Der Linken-Politiker Gregor Gysi sorgt für eine ungewöhnliche Auseinandersetzung in der Hamburger Staatsanwaltschaft: Generalstaatsanwalt Lutz von Selle hat nach Recherchen von NDR, WDR und „Süddeutscher Zeitung“ die Weisung erteilt, Gysi anzuklagen. Es geht um den Vorwurf einer falschen eidesstattlichen Versicherung, die Gysi im Zusammenhang mit seinen möglichen Stasi-Kontakten abgegeben hat.

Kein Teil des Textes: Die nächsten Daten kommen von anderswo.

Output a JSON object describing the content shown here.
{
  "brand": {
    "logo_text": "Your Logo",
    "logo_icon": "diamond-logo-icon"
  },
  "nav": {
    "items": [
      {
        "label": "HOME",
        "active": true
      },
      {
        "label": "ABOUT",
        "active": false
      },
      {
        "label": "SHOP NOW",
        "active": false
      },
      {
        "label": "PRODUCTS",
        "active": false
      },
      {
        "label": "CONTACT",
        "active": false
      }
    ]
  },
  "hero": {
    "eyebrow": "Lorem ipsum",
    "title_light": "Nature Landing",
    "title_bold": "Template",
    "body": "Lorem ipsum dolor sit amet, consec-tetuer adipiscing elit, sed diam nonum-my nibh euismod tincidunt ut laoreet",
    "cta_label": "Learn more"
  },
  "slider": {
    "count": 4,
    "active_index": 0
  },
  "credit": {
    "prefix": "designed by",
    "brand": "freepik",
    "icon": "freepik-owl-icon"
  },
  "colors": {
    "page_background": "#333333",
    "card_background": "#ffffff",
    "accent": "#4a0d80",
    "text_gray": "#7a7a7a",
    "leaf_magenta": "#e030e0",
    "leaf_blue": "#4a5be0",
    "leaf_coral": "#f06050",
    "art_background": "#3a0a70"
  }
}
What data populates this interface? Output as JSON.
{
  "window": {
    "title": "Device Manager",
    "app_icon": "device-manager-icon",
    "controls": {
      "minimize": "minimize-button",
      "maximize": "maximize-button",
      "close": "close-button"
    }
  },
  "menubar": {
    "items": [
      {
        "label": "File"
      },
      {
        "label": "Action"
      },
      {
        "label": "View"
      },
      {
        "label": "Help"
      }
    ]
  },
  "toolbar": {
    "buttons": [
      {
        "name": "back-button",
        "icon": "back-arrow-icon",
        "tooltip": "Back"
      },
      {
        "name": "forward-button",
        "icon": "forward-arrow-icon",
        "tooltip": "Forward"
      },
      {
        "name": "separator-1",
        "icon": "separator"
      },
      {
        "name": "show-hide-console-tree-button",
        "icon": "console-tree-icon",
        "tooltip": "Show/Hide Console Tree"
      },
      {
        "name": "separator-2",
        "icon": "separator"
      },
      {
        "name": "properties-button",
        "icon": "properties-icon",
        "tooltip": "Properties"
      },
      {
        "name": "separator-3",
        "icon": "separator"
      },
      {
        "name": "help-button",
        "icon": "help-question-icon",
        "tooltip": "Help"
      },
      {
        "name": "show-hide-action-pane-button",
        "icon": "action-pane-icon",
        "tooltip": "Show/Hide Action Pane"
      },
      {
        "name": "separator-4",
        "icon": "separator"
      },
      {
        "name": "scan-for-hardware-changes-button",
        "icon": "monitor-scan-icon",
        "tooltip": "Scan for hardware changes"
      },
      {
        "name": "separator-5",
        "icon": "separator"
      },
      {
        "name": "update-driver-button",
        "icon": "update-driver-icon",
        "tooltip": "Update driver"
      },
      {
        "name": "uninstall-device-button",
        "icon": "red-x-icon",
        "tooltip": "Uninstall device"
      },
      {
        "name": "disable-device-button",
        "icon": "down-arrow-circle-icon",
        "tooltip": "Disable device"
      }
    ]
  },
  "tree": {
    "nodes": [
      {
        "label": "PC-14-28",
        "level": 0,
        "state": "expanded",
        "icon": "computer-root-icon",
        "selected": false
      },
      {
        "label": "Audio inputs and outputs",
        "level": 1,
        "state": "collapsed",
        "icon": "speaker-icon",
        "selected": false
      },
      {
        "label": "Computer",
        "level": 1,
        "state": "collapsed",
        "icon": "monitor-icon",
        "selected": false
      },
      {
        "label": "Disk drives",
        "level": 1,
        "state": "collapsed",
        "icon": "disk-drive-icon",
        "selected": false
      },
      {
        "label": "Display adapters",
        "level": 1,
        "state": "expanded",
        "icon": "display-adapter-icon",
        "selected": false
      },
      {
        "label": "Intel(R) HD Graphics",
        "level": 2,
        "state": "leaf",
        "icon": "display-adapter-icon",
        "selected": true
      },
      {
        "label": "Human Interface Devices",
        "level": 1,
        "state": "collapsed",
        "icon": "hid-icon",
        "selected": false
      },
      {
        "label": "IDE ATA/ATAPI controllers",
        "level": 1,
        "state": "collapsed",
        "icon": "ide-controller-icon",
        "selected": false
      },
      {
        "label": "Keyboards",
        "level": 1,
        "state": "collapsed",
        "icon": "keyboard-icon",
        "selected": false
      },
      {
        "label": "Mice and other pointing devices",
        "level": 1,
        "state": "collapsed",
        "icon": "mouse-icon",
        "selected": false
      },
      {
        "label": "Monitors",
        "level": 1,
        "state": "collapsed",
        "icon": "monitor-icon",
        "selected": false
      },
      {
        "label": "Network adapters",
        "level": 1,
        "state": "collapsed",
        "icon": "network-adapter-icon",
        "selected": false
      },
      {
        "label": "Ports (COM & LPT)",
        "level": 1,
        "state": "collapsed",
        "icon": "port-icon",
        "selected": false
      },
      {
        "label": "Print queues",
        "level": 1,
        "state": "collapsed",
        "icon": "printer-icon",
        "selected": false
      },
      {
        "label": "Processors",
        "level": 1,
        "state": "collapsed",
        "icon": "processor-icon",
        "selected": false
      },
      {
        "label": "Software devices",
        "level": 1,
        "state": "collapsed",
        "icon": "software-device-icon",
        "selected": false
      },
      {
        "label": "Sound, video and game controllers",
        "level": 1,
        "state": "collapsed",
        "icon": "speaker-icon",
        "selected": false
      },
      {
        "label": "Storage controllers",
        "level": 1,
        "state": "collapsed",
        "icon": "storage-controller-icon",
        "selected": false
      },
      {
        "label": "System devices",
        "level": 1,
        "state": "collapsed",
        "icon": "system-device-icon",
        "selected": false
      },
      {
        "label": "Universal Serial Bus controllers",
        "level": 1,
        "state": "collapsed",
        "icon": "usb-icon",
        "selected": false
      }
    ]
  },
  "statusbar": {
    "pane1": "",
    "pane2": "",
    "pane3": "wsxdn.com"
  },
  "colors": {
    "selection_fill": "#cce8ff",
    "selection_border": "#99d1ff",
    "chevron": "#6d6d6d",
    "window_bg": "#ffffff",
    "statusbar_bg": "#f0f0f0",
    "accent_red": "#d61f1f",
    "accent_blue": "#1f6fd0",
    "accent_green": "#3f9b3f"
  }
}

Das Pikante: Der zuständige Staatsanwalt weigert sich, Anklage gegen Gysi zu erheben, und hat gegen die Weisung von Selles remonstriert, weil er keinen hinreichenden Tatverdacht sieht. Jetzt ist Justizsenator Till Steffen (Grüne) am Zug. „Der Justizbehörde liegt eine Beschwerde eines Beamten gegen eine Weisung vor, die er nicht für rechtmäßig hält. Und darüber, über diese Beschwerde, müssen wir nun entscheiden“, sagte Behördensprecherin Marion Klabunde. Zu Inhalten wollte sie sich nicht äußern.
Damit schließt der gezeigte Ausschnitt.